Das Aktionsbündnis Grundschulen vor Ort kritisiert seit 2013 die Planungsgrundlagen von SEPL-VO2014 und STARKIII für den ländlichen Raum. Zu hohe Mindestschülerzahlen, in der Fläche nicht umsetzbar. SEPL-VO2014 wurde dann im Dezember 2014 korrigiert, während STARKIII auch im ELER-Programm auf mindestens 100 Schülern im normal besiedelten Raum verblieb. Nicht umsetzbar und nun kommt die Bestätigung:
Wieder gummige Ausnahmeartikel
In der Arbeitsfassung der neuen Verordnung wird diese Problematik wie folgt gelöst.
Wir stecken im Jahre 2016. Der Demografie-Check umfasst die Jahre 2018-2033. Bereits ab 2025 sieht der Gesetzgeber also, dass sich die Checks vielerorts nicht werden halten lassen und sieht ein Abweichen von den Mindestschülerzahlen vor. Natürlich unter Bedingungen und diese haben es in sich:
a) Hier wird von "in den Linienverkehr integrierte Schülerbeförderung" gesprochen. Der Beobachter reibt sich jetzt verwundert die Augen. Ist das ein neuer Standard? Fahren nicht Dutzende von Bussen/Landkreis ausschließlich für den Schülerverkehr, weil bereits jetzt eine Fahrt mit dem Linienbus die zuläßige Fahrzeit klar überschreiten würde? Was ist denn mit all den Bussen, welche zwischen 9 Uhr und 12:30 in den Depots stehen und dann präzise zum Schulschluß ausfahren, um kurz nach 16 Uhr wieder dort einzutreffen?

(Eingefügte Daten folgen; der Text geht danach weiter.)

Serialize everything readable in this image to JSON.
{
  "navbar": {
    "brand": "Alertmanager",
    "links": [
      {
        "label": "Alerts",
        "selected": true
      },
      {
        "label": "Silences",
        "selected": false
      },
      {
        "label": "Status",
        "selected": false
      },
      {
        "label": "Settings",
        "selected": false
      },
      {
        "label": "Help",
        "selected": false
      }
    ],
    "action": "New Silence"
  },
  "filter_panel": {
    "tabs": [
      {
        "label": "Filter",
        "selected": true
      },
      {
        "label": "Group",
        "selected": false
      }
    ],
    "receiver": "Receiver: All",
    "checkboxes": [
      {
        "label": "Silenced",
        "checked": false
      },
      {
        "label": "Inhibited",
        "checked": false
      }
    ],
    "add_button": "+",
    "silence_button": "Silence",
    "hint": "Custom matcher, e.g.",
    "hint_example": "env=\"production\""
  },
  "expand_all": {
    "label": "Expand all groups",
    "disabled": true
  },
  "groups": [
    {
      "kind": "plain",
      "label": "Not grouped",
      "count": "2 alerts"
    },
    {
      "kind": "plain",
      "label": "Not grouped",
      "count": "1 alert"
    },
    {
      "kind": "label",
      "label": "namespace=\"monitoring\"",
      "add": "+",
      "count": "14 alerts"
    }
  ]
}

b) Da haben wir nun die Demaskierung dessen, was im Zuge der Gemeindegebietsreform den damaligen Gemeinden versprochen wurde. Angekündigt als Verwaltungsreform, selbstverständlich "keine Anpassung der ortsnahen Schul- und Betreuungsinfrastrukturen". Verweis auf SEPL-VO2008, welche diesen Gemeinden Bestandsschutz auch für kleine Schulen garantiert. Eine große Lüge, hier ist er, der Text, den man den damaligen Bürgermeistern unter die Nase gehalten hat:
DAS war die Grundlage, auf welcher über 600 selbstständige Kommunen 2010 in diese Gemeindegebietsreform getrieben wurden.
Jetzt die ganz große Nummer
Was oben unter b) definiert wird, ist die Herstellung des schulplanerischen Zustandes VOR der Gemeindegebietsreform. Jede Verbands- Einheitsgemeinde hat das Recht auf mindestens eine Grundschule. Man merke sich den Unterschied. Durchschnittliche Gemeindegebietsfläche VOR der Gemeindegebietsreform 23,06 km2, NACH der Reform 93,8 km2 . Bundesweit Spitze!

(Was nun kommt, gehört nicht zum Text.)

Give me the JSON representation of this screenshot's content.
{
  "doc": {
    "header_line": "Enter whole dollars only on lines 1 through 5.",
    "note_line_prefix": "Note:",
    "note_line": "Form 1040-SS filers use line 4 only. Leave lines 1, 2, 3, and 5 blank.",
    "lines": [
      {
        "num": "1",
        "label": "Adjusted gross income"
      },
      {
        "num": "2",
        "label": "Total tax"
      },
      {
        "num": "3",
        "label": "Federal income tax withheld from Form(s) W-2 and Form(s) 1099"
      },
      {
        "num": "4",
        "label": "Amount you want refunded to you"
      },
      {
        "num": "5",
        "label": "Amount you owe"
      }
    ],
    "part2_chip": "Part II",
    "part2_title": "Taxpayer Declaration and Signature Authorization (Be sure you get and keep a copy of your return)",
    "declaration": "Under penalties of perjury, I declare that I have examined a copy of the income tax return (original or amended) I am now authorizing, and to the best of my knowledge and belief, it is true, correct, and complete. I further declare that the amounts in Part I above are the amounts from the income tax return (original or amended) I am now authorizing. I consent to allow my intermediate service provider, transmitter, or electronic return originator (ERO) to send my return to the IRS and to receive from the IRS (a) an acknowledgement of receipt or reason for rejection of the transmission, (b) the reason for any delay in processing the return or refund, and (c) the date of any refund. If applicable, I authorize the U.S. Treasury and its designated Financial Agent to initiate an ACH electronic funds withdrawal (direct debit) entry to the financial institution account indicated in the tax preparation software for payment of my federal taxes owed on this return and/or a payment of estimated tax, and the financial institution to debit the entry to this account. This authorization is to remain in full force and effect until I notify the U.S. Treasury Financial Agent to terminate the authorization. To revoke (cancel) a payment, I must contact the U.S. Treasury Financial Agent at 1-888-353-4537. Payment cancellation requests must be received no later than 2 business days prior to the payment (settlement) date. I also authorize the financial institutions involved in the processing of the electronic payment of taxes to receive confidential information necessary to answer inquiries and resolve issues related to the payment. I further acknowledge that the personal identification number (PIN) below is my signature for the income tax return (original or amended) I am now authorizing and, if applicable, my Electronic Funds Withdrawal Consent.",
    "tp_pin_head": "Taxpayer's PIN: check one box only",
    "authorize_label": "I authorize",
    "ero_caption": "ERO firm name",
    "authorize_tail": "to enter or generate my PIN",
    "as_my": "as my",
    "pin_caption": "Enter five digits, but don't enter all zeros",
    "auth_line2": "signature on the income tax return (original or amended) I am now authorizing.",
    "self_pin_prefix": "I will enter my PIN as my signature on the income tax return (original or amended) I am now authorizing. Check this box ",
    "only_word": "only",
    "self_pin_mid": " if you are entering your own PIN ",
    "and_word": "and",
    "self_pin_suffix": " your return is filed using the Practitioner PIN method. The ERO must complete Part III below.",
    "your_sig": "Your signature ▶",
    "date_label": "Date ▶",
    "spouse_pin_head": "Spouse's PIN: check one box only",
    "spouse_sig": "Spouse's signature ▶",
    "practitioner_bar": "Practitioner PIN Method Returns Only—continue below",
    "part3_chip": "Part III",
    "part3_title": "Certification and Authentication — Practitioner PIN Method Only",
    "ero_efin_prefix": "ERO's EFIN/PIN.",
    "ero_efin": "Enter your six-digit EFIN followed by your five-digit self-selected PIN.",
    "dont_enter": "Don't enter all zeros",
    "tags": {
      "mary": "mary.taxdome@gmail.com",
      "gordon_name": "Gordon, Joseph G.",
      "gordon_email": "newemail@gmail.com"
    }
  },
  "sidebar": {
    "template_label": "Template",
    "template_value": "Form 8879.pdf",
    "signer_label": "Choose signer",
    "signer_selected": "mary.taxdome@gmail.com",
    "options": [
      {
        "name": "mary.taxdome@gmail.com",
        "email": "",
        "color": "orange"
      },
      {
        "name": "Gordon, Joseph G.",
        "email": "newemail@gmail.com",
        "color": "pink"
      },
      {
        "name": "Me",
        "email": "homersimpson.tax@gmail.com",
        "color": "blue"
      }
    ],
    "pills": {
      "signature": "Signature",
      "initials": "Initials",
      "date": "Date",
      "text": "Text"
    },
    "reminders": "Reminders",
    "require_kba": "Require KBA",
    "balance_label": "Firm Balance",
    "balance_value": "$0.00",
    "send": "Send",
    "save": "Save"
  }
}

Das bedeutet nämlich, dass nun das Schulnetz tatsächlich gewaltig gestrafft werden kann, sofern Demografie-Check und Mindestschülerzahlen hoch genug angesetzt sind. Wir können uns also rühmen, neben den flächenmäßig größten Gemeinden auch bald die weitesten Schulwege für Grundschüler anzubieten.

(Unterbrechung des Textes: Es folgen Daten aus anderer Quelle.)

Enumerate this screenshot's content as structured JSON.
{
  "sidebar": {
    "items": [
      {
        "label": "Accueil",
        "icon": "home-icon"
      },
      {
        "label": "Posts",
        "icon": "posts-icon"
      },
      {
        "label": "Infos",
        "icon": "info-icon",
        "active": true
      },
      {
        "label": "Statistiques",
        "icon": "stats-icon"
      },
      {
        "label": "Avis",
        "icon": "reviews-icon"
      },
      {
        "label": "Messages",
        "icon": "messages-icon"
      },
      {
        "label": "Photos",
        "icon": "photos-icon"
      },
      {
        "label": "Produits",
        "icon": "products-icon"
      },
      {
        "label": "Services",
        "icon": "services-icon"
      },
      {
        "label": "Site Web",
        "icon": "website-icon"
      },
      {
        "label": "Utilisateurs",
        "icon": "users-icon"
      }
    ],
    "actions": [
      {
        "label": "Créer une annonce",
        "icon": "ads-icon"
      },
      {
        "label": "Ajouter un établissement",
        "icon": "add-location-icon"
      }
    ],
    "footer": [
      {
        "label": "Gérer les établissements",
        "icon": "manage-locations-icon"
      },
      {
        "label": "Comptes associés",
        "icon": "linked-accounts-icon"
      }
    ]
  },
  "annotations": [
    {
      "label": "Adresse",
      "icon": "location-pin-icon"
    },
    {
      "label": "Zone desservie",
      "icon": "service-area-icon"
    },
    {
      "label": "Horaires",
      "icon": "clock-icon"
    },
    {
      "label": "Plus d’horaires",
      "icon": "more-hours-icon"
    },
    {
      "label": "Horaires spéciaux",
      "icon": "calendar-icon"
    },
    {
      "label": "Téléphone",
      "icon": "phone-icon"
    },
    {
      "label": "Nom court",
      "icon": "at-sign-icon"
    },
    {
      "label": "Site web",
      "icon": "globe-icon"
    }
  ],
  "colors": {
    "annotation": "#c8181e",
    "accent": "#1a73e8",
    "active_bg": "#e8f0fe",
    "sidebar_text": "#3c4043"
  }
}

Und all das passiert auf dem Verordnungsweg, am Landtag vorbei!
Die Folgen sind offensichtlich:
- Stadt Mansfeld 140 km2 kriegt ihre Grundschule nur STARKIII-gefördert, wenn sie ihren zweiten Standort aufgibt und die Kinder vom gemeinsam mit Sangerhausen beschulten Grundschulstandort Wippra abzieht.
- Verbandsgemeinde Saale-Wipper 106 km2, bis 2014 gab es hier 4 Schulstandorte, dann wurde Plötzkau geschlossen. Das nun bewilligte ELER-STARKIII-Projekt sieht im Demografie-Check die Schließung der verbliebenen 2 Standorte in Giersleben und Alsleben vor, um mit deren Schülern den Standort Güsten zu sanieren. Schuleinzugsgebiet 106 km2! Bleibt ein Standort!
- Rechnet die STARKIII-Projekte in eurer Umgebung um. Resultat wird in den meisten Fällen sein: Bis 2028 Reduktion auf einen Schulstandort in den Einheitsgemeinden mit weniger als 10 000 Einwohnern..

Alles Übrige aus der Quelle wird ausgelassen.